Stanford Doc Jay Bhattacharya Calls Vaccine Mandates 'Unethical,' Says Patients Can Choose

Stanford University Professor of Medicine Dr. Jay Bhattacharya believes it is "unethical" to mandate people to get the COVID-19 vaccine.

Bhattacharya joined Newsmax hosts Steve Cortes and Jenn Pellegrino on Tuesday night's Cortes & Pellegrino to answer their questions about the virus and the vaccine.

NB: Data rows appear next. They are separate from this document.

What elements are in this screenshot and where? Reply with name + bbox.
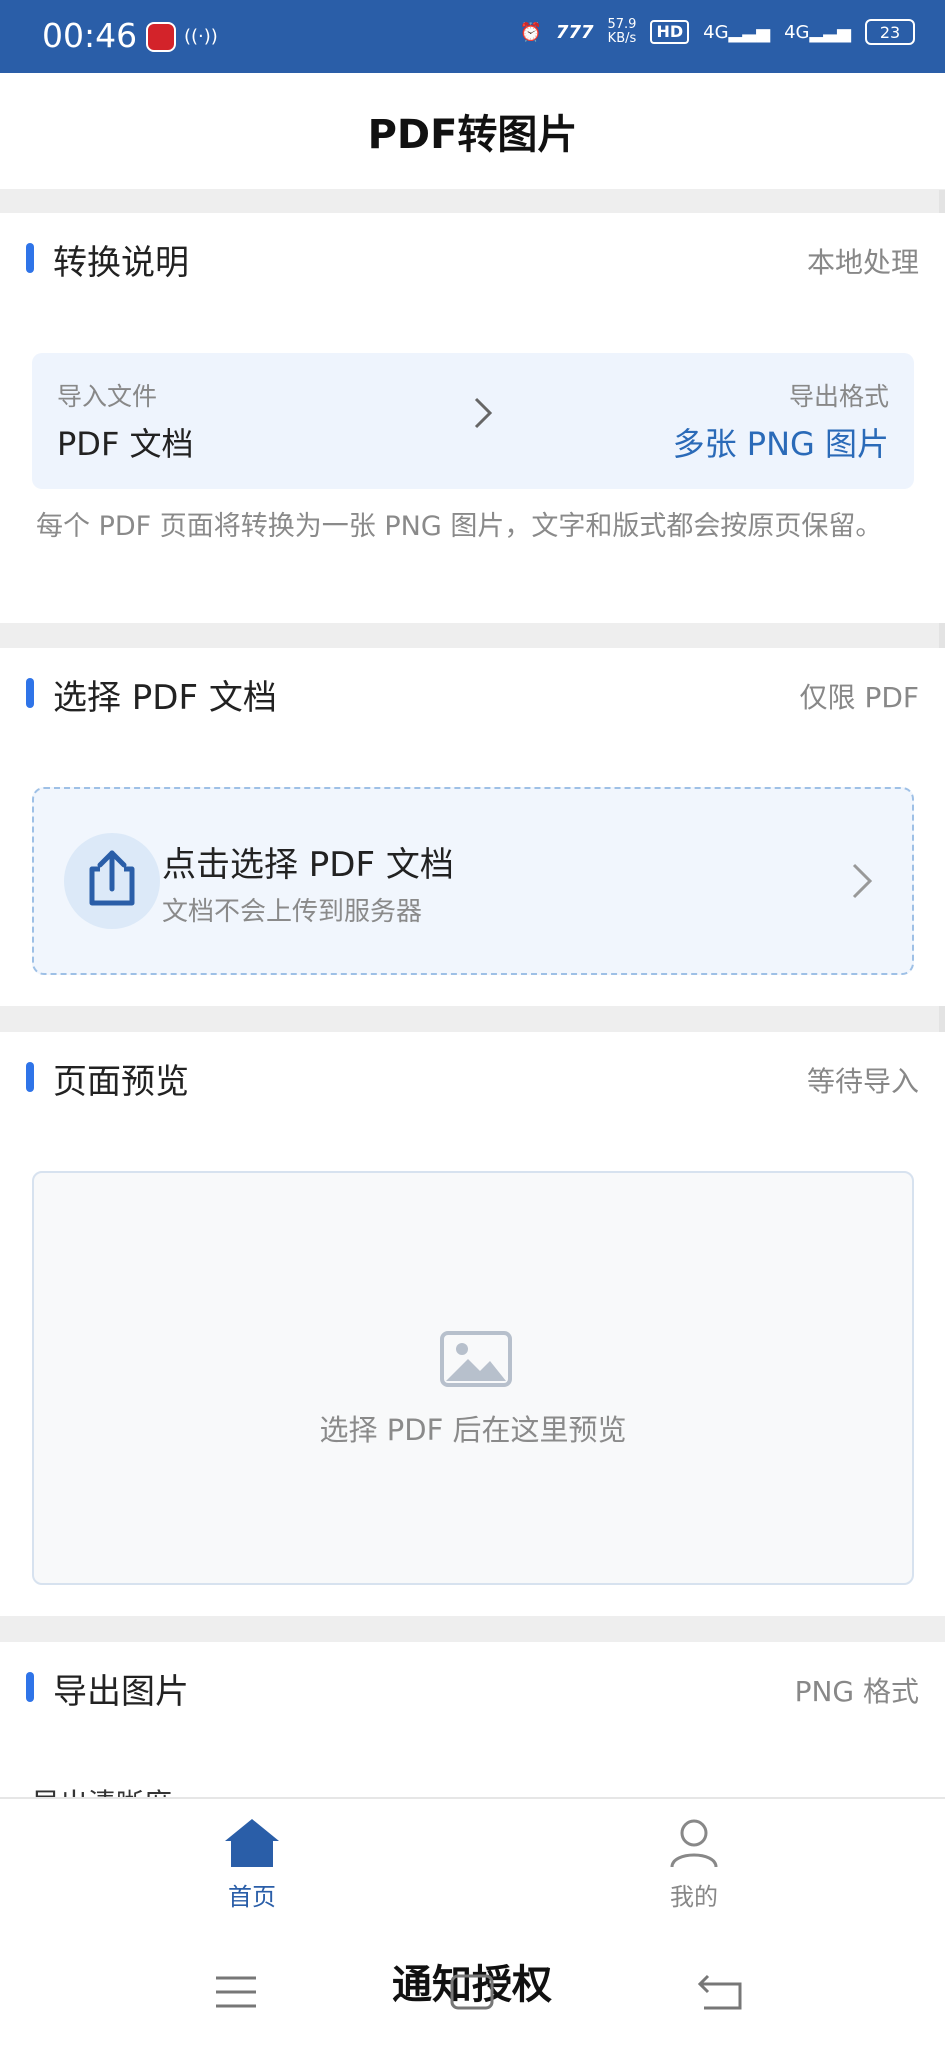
preview-area: 选择 PDF 后在这里预览 bbox=[32, 1171, 914, 1585]
image-placeholder-icon bbox=[440, 1331, 512, 1387]
signal-1-icon: 4G▂▃▅ bbox=[703, 21, 771, 43]
music-app-icon bbox=[146, 22, 176, 52]
select-title: 选择 PDF 文档 bbox=[53, 678, 277, 718]
speed-value: 57.9 bbox=[607, 17, 637, 32]
signal-2-icon: 4G▂▃▅ bbox=[784, 21, 851, 43]
conversion-note: 每个 PDF 页面将转换为一张 PNG 图片，文字和版式都会按原页保留。 bbox=[36, 511, 883, 542]
vpn-icon: 777 bbox=[555, 21, 594, 43]
select-card: 选择 PDF 文档 仅限 PDF 点击选择 PDF 文档 文档不会上传到服务器 bbox=[0, 648, 945, 1006]
preview-header: 页面预览 等待导入 bbox=[0, 1032, 945, 1142]
page-title: PDF转图片 bbox=[367, 112, 578, 158]
status-bar: 00:46 ((·)) ⏰ 777 57.9 KB/s HD 4G▂▃▅ 4G▂… bbox=[0, 0, 945, 73]
export-tag: PNG 格式 bbox=[794, 1675, 919, 1708]
home-icon bbox=[225, 1819, 279, 1867]
tab-home-label: 首页 bbox=[228, 1883, 276, 1911]
notification-permission-sheet: 通知授权 bbox=[42, 1924, 902, 2048]
section-accent-bar bbox=[26, 1062, 34, 1092]
network-speed: 57.9 KB/s bbox=[608, 18, 637, 46]
chevron-right-icon bbox=[852, 863, 873, 899]
pdf-picker-button[interactable]: 点击选择 PDF 文档 文档不会上传到服务器 bbox=[32, 787, 914, 975]
bottom-tab-bar: 首页 我的 bbox=[0, 1797, 945, 1923]
tab-mine[interactable]: 我的 bbox=[634, 1817, 754, 1912]
section-accent-bar bbox=[26, 243, 34, 273]
select-tag: 仅限 PDF bbox=[799, 681, 919, 714]
alarm-icon: ⏰ bbox=[519, 21, 542, 43]
intro-header: 转换说明 本地处理 bbox=[0, 213, 945, 323]
battery-icon: 23 bbox=[865, 19, 915, 45]
status-icons: ⏰ 777 57.9 KB/s HD 4G▂▃▅ 4G▂▃▅ 23 bbox=[519, 18, 915, 46]
status-time: 00:46 bbox=[42, 16, 138, 55]
net1-label: 4G bbox=[703, 21, 729, 43]
export-header: 导出图片 PNG 格式 bbox=[0, 1642, 945, 1752]
speed-unit: KB/s bbox=[607, 31, 637, 46]
hd-voice-icon: HD bbox=[650, 20, 690, 44]
home-square-icon[interactable] bbox=[450, 1974, 494, 2010]
tab-home[interactable]: 首页 bbox=[192, 1817, 312, 1912]
tab-mine-label: 我的 bbox=[670, 1883, 718, 1911]
import-label: 导入文件 bbox=[57, 382, 158, 411]
picker-title: 点击选择 PDF 文档 bbox=[162, 845, 454, 885]
export-format-value: 多张 PNG 图片 bbox=[672, 425, 889, 463]
back-icon[interactable] bbox=[696, 1974, 744, 2010]
arrow-right-icon bbox=[474, 397, 493, 429]
hotspot-icon: ((·)) bbox=[184, 26, 218, 47]
preview-tag: 等待导入 bbox=[806, 1065, 919, 1098]
user-icon bbox=[670, 1819, 718, 1868]
picker-subtitle: 文档不会上传到服务器 bbox=[162, 897, 423, 927]
export-title: 导出图片 bbox=[53, 1672, 189, 1712]
select-header: 选择 PDF 文档 仅限 PDF bbox=[0, 648, 945, 758]
conversion-flow: 导入文件 PDF 文档 导出格式 多张 PNG 图片 bbox=[32, 353, 914, 489]
preview-card: 页面预览 等待导入 选择 PDF 后在这里预览 bbox=[0, 1032, 945, 1616]
intro-card: 转换说明 本地处理 导入文件 PDF 文档 导出格式 多张 PNG 图片 每个 … bbox=[0, 213, 945, 623]
app-header: PDF转图片 bbox=[0, 73, 945, 189]
menu-icon[interactable] bbox=[214, 1974, 258, 2010]
preview-placeholder-text: 选择 PDF 后在这里预览 bbox=[319, 1413, 627, 1447]
section-accent-bar bbox=[26, 1672, 34, 1702]
battery-level: 23 bbox=[879, 22, 901, 42]
export-format-label: 导出格式 bbox=[788, 382, 889, 411]
upload-icon bbox=[64, 833, 160, 929]
preview-title: 页面预览 bbox=[53, 1062, 189, 1102]
section-accent-bar bbox=[26, 678, 34, 708]
intro-title: 转换说明 bbox=[53, 243, 189, 283]
net2-label: 4G bbox=[784, 21, 810, 43]
intro-tag: 本地处理 bbox=[806, 246, 919, 279]
import-value: PDF 文档 bbox=[57, 425, 194, 463]
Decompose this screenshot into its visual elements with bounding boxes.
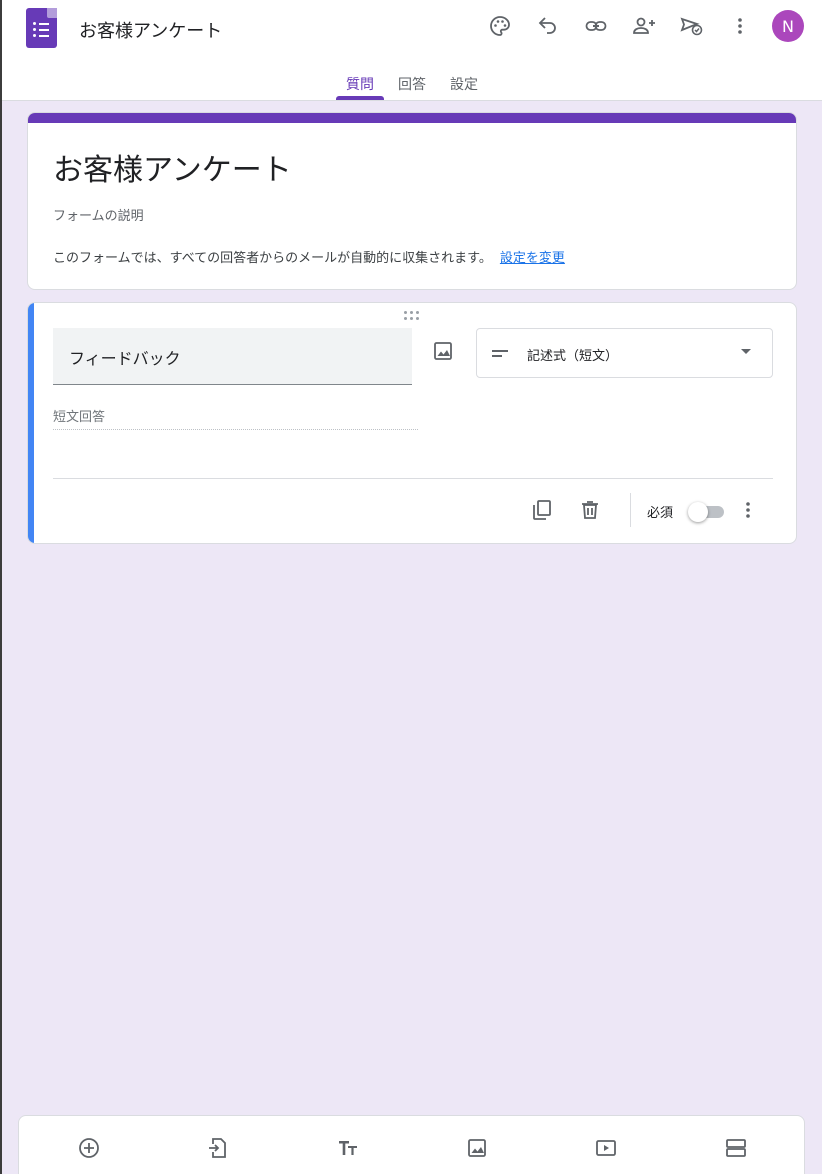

Cortes asked the doctor whether he thought it was medically ethical to mandate children and teens to get the virus. He added that young people are not at great risk for serious infections.

"I believe it is unethical to do so," Bhattacharya responded. "They are, as you say, Steve, at very low risk for bad outcomes from this virus. Very few healthy, young children died from this virus, more died from the flu last year."

Minimal benefits are gained by young persons getting the vaccine, according to Bhattacharya, and side effects such as the few cases of myocarditis in teenage boys are not worth the limited benefits.

"It's a medical decision that should be left to the doctor and the patient, not forced on people by the state," Bhattacharya said. "There's no public health reason for a mandate."

The doctor called vaccine mandates "bad for public health" because it causes people to not trust health officials.

Covid-19 Vaccine
Stanford Dr. Jay Bhattacharya called pressure for children and teens to get the COVID-19 vaccine "unethical" on Tuesday night. Above, a doctor administers the first of two COVID-19 Moderna vaccine shots to staff from the Seattle Public Schools on March 15 in Seattle. Karen Ducey/Getty Images

The doctor also answered a question about the six Texas Democrats who flew to Washington, D.C. to block a restrictive voting bill in their state. The group tested positive for COVID-19 following the trip, despite all of them being vaccinated.

"The key thing you'll notice is that none of them are actually sick," Bhattacharya said. "They basically have a cold. The vaccine is fantastically good at protecting against severe disease—actually so is prior infection. If you had COVID before and recovered, you're also protected against new disease."

Bhattacharya explained to the anchors that the vaccine is less effective when it comes to spreading the virus, as is the case with the populations of vaccinated individuals testing positive.

"It's less good at protecting against, turns out, against transmission. You can get the cold. You can get it, but it's no longer a deadly thing."

He noted the importance of the death rate remaining steady despite rising COVID-19 cases around the world. He points to this as a sign of vaccine efficacy.

"The disease has been defanged," he said. "We actually should be declaring victory. We have done a fantastic job. We have developed a vaccine that has essentially turned this pandemic into something much milder."

Since the vaccine has protected the most vulnerable people from dying during the pandemic, Bhattacharya thinks the health emergency should be ended.

Bhattacharya re-emphasized that the vulnerable have been protected by the vaccine, causing him to believe there is no longer a need for masks. He said this especially extends to mask mandates for children, which "do not make any sense."